Almost all readers of fantasy fiction will have heard of Christopher Paolini, whether you’ve read Eragon or not. He has experienced phenomenal success has a large following of avid readers for his Inheritance Cycle books. I read Eragon, and I quite enjoyed it. It was a well-told story with familiar themes and ticked all the boxes I look for when I want to lose myself in a novel.
Alas, the other three books in the series did not fair s well for me, but that hardly seems to have made a dent in his sales.
I met Paolini back in 2011 (or 2012) when he was in Sydney, and I recall him telling me he’d just read Hyperion by Dan Simmons (a book I still need to read!), how mind-blowing it was, and that he’d started working on a space opera. Well, I guess ‘To Sleep in a Sea of Stars‘ is it.
I’ve been reading more sci-fi than fantasy of late, a lot of that on audiobook, and like my fantasy, I find that I seek a particular feel in my sci-fi.
Unfortunately, Sea of Stars is not it for me. That’s not to say it is a bad book. I am sure there are many readers out there who will love it – and if his Inheritance fans cross-over and read sci-fi they will possibly like it as well (although it is a very different tale to Eragon).

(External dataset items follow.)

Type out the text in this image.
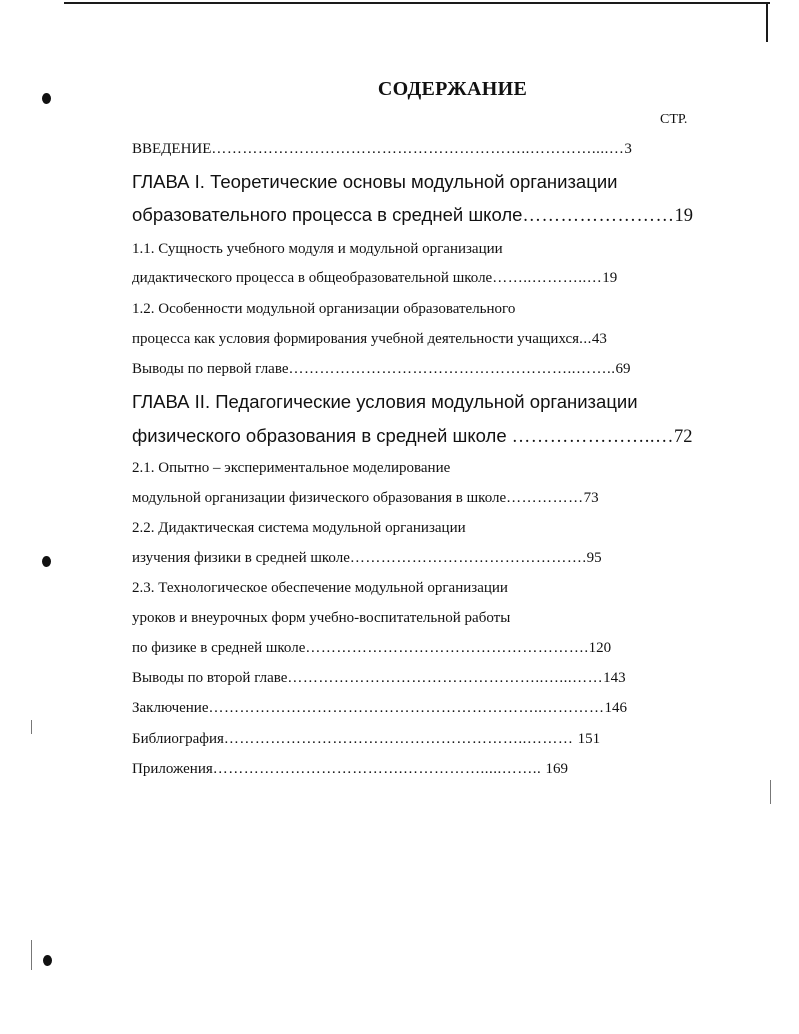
СОДЕРЖАНИЕ
СТР.
ВВЕДЕНИЕ……………………………………………………..…………....…3
ГЛАВА I. Теоретические основы модульной организации
образовательного процесса в средней школе……………………19
1.1. Сущность учебного модуля и модульной организации
дидактического процесса в общеобразовательной школе……..………..…19
1.2. Особенности модульной организации образовательного
процесса как условия формирования учебной деятельности учащихся...43
Выводы по первой главе………………………………………………..……..69
ГЛАВА II. Педагогические условия модульной организации
физического образования в средней школе …………………..…72
2.1. Опытно – экспериментальное моделирование
модульной организации физического образования в школе……………73
2.2. Дидактическая система модульной организации
изучения физики в средней школе……………………………………….95
2.3. Технологическое обеспечение модульной организации
уроков и внеурочных форм учебно-воспитательной работы
по физике в средней школе……………………………………………….120
Выводы по второй главе…………………………………………..…...……143
Заключение………………………………………………………..…………146
Библиография…………………………………………………..……… 151
Приложения……………………………….…………….....…….. 169
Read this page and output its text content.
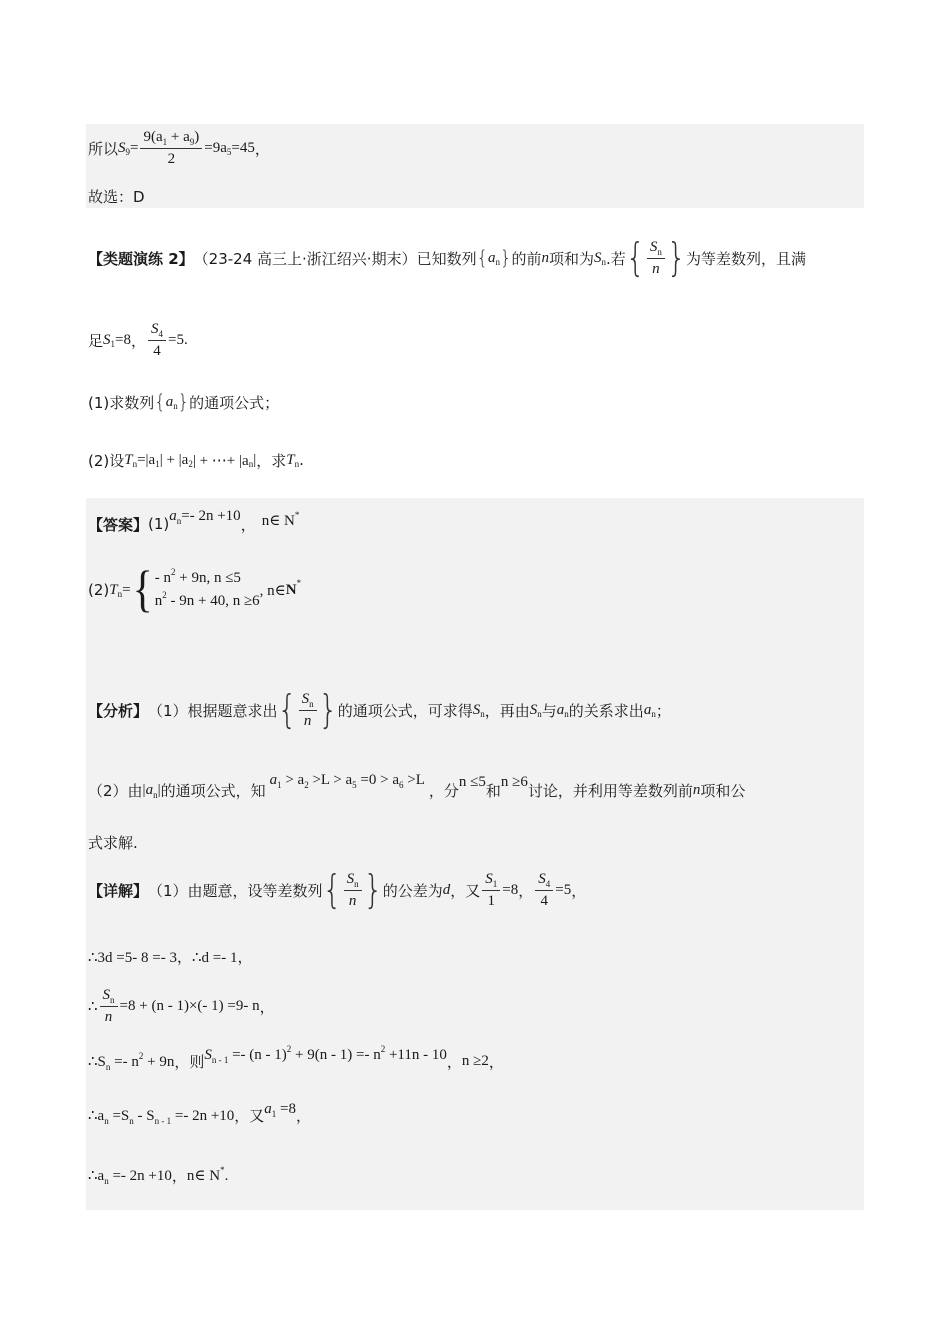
所以 S $9 = \frac{9(a_1 + a_9)}{2} =9a$ 5 =45 ，
故选：D
【类题演练 2】 （23-24 高三上·浙江绍兴·期末） 已知数列 { a n } 的前 n 项和为 S n .若 { $\frac{S_n}{n}$ } 为等差数列，且满
足 S 1 =8 ， $\frac{S_4}{4} =5$.
(1)求数列 { a n } 的通项公式；
(2)设 T n =|a 1 | + |a 2 | + ⋯+ |a n | ，求 T n .
【答案】 (1) $a_n=-$ 2n +10 ， n∈ N*
(2) T n = { - $n^2 + 9n$, n ≤5
$n^2 - 9n + 40$, n ≥6
, n∈ N *
【分析】 （1）根据题意求出 { $\frac{S_n}{n}$ } 的通项公式，可求得 S n ，再由 S n 与 a n 的关系求出 a n ；
（2）由 $|a_n|$ 的通项公式，知
$a_1 > a_2 >L > a_5 =0 > a_6 >L$
，分 n ≤5 和 n ≥6 讨论，并利用等差数列前 n 项和公
式求解.
【详解】 （1）由题意，设等差数列 { $\frac{S_n}{n}$ } 的公差为 d ，又 $\frac{S_1}{1} =8$ ， $\frac{S_4}{4} =5$ ，
∴3d =5- 8 =- 3，∴d =- 1，
∴ $\frac{S_n}{n} =8 + (n - 1)\times(-$ 1) =9- n ，
$\therefore S_n =- n^2 + 9n$ ，则 $S_{n - 1} =- (n - 1)^2 + 9(n - 1) =- n^2 +11n - 10$ ， n ≥2 ，
$\therefore a_n =S_n - S_{n - 1} =- 2n +10$ ，又 $a_1 =8$ ，
$\therefore a_n =- 2n +10$ ， n∈ N*.
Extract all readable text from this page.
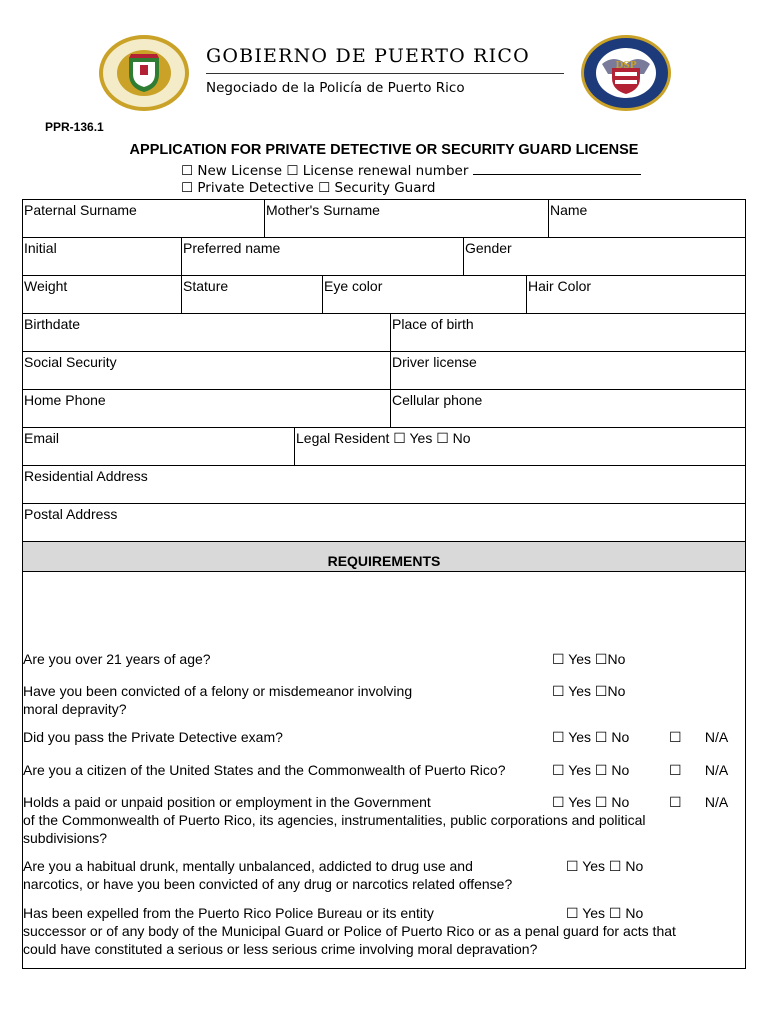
DSP
GOBIERNO DE PUERTO RICO
Negociado de la Policía de Puerto Rico
PPR-136.1
APPLICATION FOR PRIVATE DETECTIVE OR SECURITY GUARD LICENSE
☐ New License ☐ License renewal number
☐ Private Detective ☐ Security Guard
Paternal Surname	Mother's Surname	Name
Initial	Preferred name	Gender
Weight	Stature	Eye color	Hair Color
Birthdate	Place of birth
Social Security	Driver license
Home Phone	Cellular phone
Email	Legal Resident ☐ Yes ☐ No
Residential Address
Postal Address
REQUIREMENTS
Are you over 21 years of age?	☐ Yes ☐No
Have you been convicted of a felony or misdemeanor involving
moral depravity?
☐ Yes ☐No
Did you pass the Private Detective exam?	☐ Yes ☐ No	☐      N/A
Are you a citizen of the United States and the Commonwealth of Puerto Rico?	☐ Yes ☐ No	☐      N/A
Holds a paid or unpaid position or employment in the Government
of the Commonwealth of Puerto Rico, its agencies, instrumentalities, public corporations and political
subdivisions?
☐ Yes ☐ No	☐      N/A
Are you a habitual drunk, mentally unbalanced, addicted to drug use and
narcotics, or have you been convicted of any drug or narcotics related offense?
☐ Yes ☐ No
Has been expelled from the Puerto Rico Police Bureau or its entity
successor or of any body of the Municipal Guard or Police of Puerto Rico or as a penal guard for acts that
could have constituted a serious or less serious crime involving moral depravation?
☐ Yes ☐ No
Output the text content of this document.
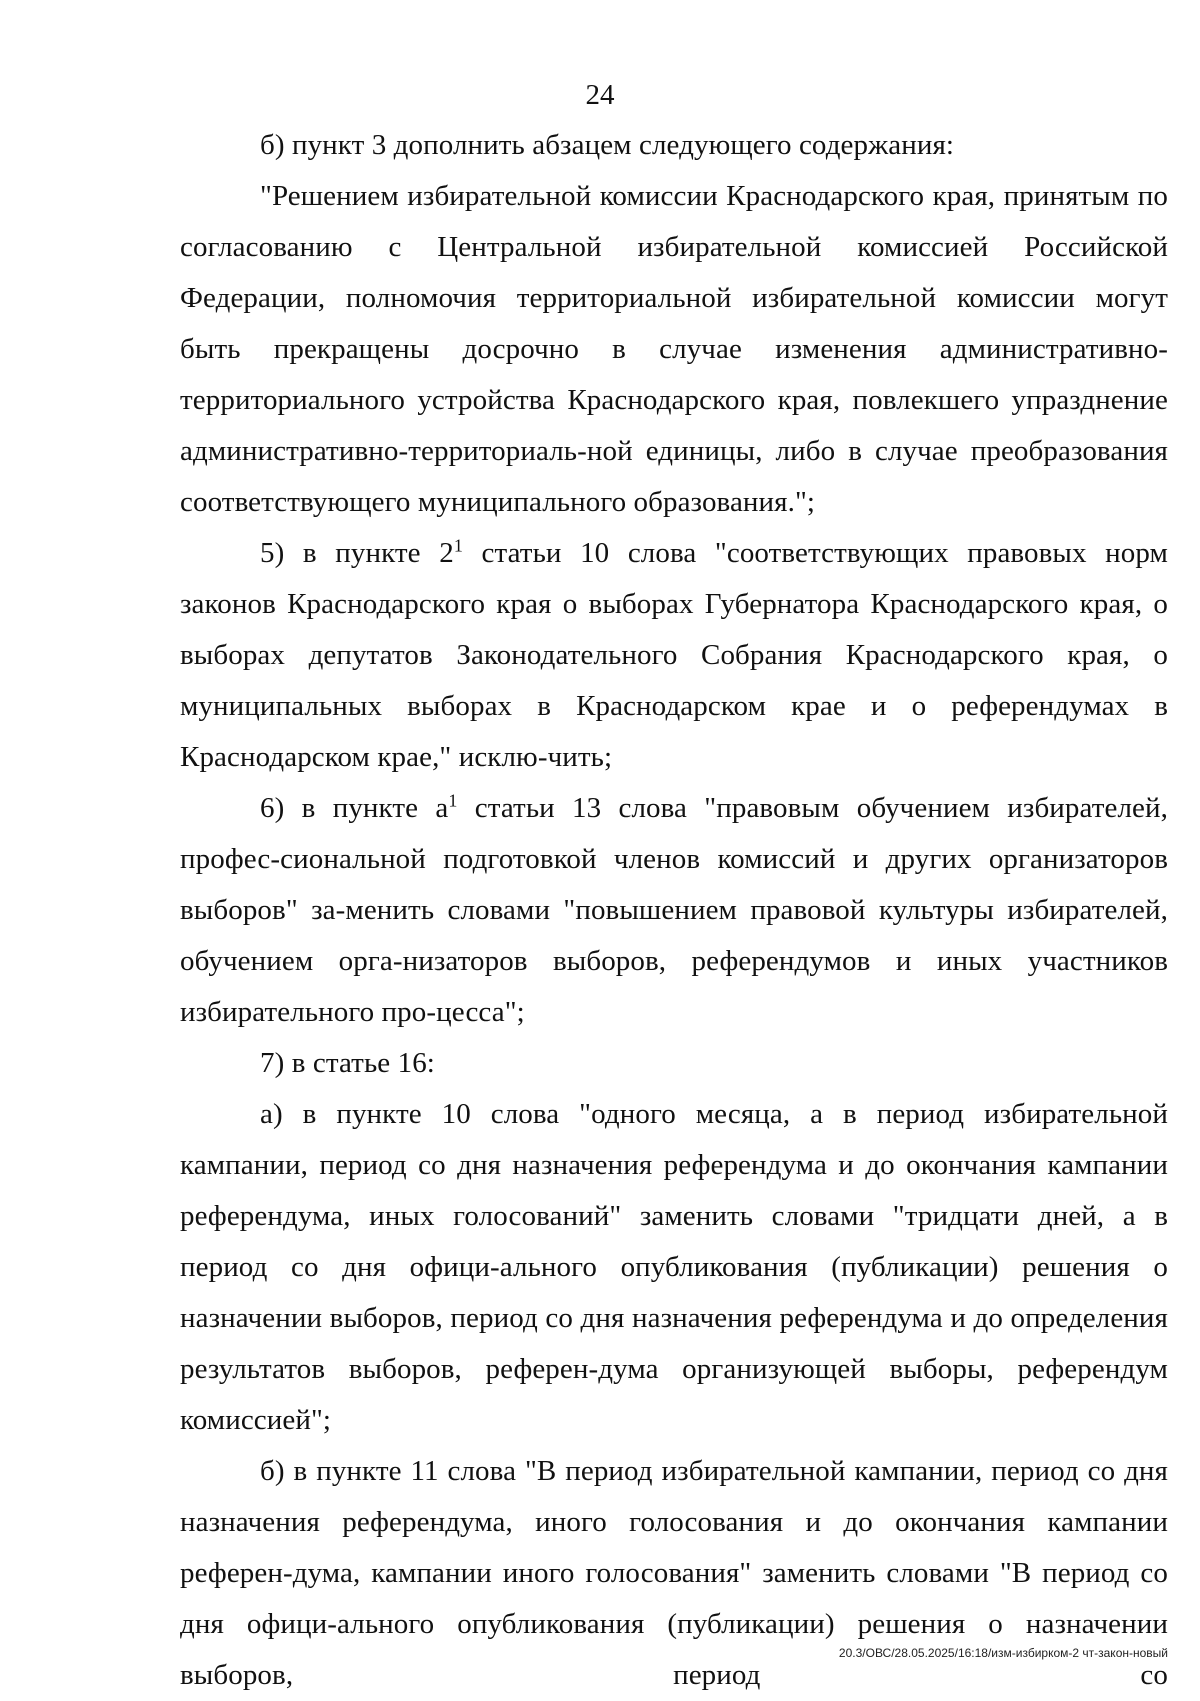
24

б) пункт 3 дополнить абзацем следующего содержания:

"Решением избирательной комиссии Краснодарского края, принятым по согласованию с Центральной избирательной комиссией Российской Федерации, полномочия территориальной избирательной комиссии могут быть прекращены досрочно в случае изменения административно-территориального устройства Краснодарского края, повлекшего упразднение административно-территориаль-ной единицы, либо в случае преобразования соответствующего муниципального образования.";

5) в пункте $2^1$ статьи 10 слова "соответствующих правовых норм законов Краснодарского края о выборах Губернатора Краснодарского края, о выборах депутатов Законодательного Собрания Краснодарского края, о муниципальных выборах в Краснодарском крае и о референдумах в Краснодарском крае," исклю-чить;

6) в пункте $а^1$ статьи 13 слова "правовым обучением избирателей, профес-сиональной подготовкой членов комиссий и других организаторов выборов" за-менить словами "повышением правовой культуры избирателей, обучением орга-низаторов выборов, референдумов и иных участников избирательного про-цесса";

7) в статье 16:

а) в пункте 10 слова "одного месяца, а в период избирательной кампании, период со дня назначения референдума и до окончания кампании референдума, иных голосований" заменить словами "тридцати дней, а в период со дня офици-ального опубликования (публикации) решения о назначении выборов, период со дня назначения референдума и до определения результатов выборов, референ-дума организующей выборы, референдум комиссией";

б) в пункте 11 слова "В период избирательной кампании, период со дня назначения референдума, иного голосования и до окончания кампании референ-дума, кампании иного голосования" заменить словами "В период со дня офици-ального опубликования (публикации) решения о назначении выборов, период со

20.3/ОВС/28.05.2025/16:18/изм-избирком-2 чт-закон-новый
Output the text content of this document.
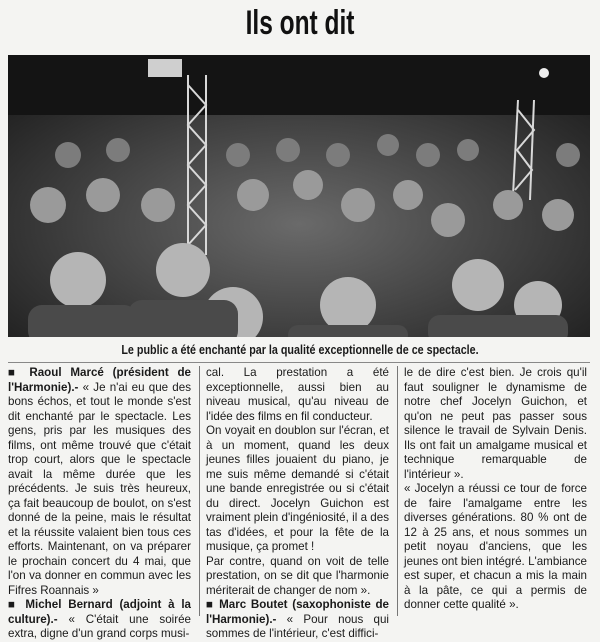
Ils ont dit
Le public a été enchanté par la qualité exceptionnelle de ce spectacle.

■ Raoul Marcé (président de l'Harmonie).- « Je n'ai eu que des bons échos, et tout le monde s'est dit enchanté par le spectacle. Les gens, pris par les musiques des films, ont même trouvé que c'était trop court, alors que le spectacle avait la même durée que les précédents. Je suis très heureux, ça fait beaucoup de boulot, on s'est donné de la peine, mais le résultat et la réussite valaient bien tous ces efforts. Maintenant, on va préparer le prochain concert du 4 mai, que l'on va donner en commun avec les Fifres Roannais »

■ Michel Bernard (adjoint à la culture).- « C'était une soirée extra, digne d'un grand corps musi-

cal. La prestation a été exceptionnelle, aussi bien au niveau musical, qu'au niveau de l'idée des films en fil conducteur.

On voyait en doublon sur l'écran, et à un moment, quand les deux jeunes filles jouaient du piano, je me suis même demandé si c'était une bande enregistrée ou si c'était du direct. Jocelyn Guichon est vraiment plein d'ingéniosité, il a des tas d'idées, et pour la fête de la musique, ça promet !

Par contre, quand on voit de telle prestation, on se dit que l'harmonie mériterait de changer de nom ».

■ Marc Boutet (saxophoniste de l'Harmonie).- « Pour nous qui sommes de l'intérieur, c'est diffici-

le de dire c'est bien. Je crois qu'il faut souligner le dynamisme de notre chef Jocelyn Guichon, et qu'on ne peut pas passer sous silence le travail de Sylvain Denis. Ils ont fait un amalgame musical et technique remarquable de l'intérieur ».

« Jocelyn a réussi ce tour de force de faire l'amalgame entre les diverses générations. 80 % ont de 12 à 25 ans, et nous sommes un petit noyau d'anciens, que les jeunes ont bien intégré. L'ambiance est super, et chacun a mis la main à la pâte, ce qui a permis de donner cette qualité ».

I found the development of the first contact premise to be somewhat passe. And it seemed to me that Paolini took Arthur C. Clarke’s statement “any sufficiently advanced technology is indistinguishable from magic” and ran with it for everything but the tech base that the humans in the story use. In and of itself that’s not a bad thing, but I prefer the execution of such science to be more in the vein of work by Gary Gibson and Peter F Hamilton myself and much less indistinguishable from magic.
And I did not connect with his main character at all. So that was endgame for me, and at 900 odd pages, it was at times a slog to get through – even when I stopped reading the eBook and took up the audiobook.
In a recent interview, Paolini wanted to assure his readers that this is an ‘epic’ story. And for all intents and purposes, I guess it is. He’s certainly set it up to be a series of indeterminant length. Still, I feel he tied the root plot to closely to the actions of his main character for it to feel truly epic in the way a reader might expect from his background in epic fantasy and the fact he’s set this story on a galactic stage.
So, while ‘Sea of Stars’ might work well for readers of Eragon, I am not sure how many readers of sci-fi will buy into this one.
To Sleep in a Sea of Stars is a solid space opera adventure that moves at a breakneck pace. With tons of action, space battles, aliens and advanced technology I can see it easily appealing to fans of Sanderson’s Cosmere books and even fans of Star Trek and the like.